About
Clinical notes and other free-text documents provide a breadth of clinical information that is not often available within structured data. Transformer-based natural language processing (NLP) models, such as BERT, have demonstrated great promise to improve clinical text processing. However, these models are commonly trained on generic corpora, which do not necessarily reflect many of the intricacies of the clinical domain.
Developers and researchers have created models using two approaches: pre-training and fine-tuning. Pre-training “in-domain” entails training a model on domain-specific text to learn to induce contextualized word embeddings. Domain-specific models have demonstrated improved performance, but the training task comes at a significant computational cost. In fine-tuning, one typically adds modules (e.g., a single linear layer) on top of an existing architecture to add domain-specific context to the model with significantly less computational cost and a smaller corpus of data than required for pre-training.

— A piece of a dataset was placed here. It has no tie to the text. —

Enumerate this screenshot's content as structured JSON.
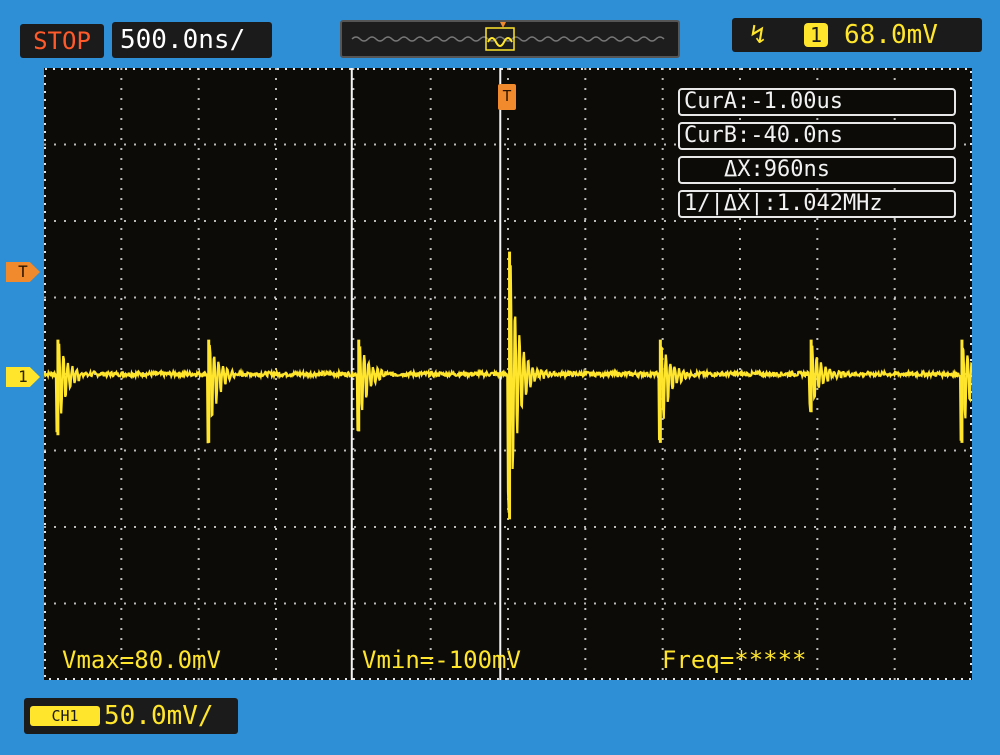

This project evaluates the extent to which varying degrees of pre-training, fine-tuning, and transfer learning using transformer-based models can improve clinical NLP performance. Using clinical text from Vanderbilt University Medical Center, we pretrain and fine-tune BERT models and evaluate performance against publicly available models in three distinct tasks: tokenization, training, and language modeling. Finally, we apply these models to clinical use cases and evaluate their effect on downstream tasks.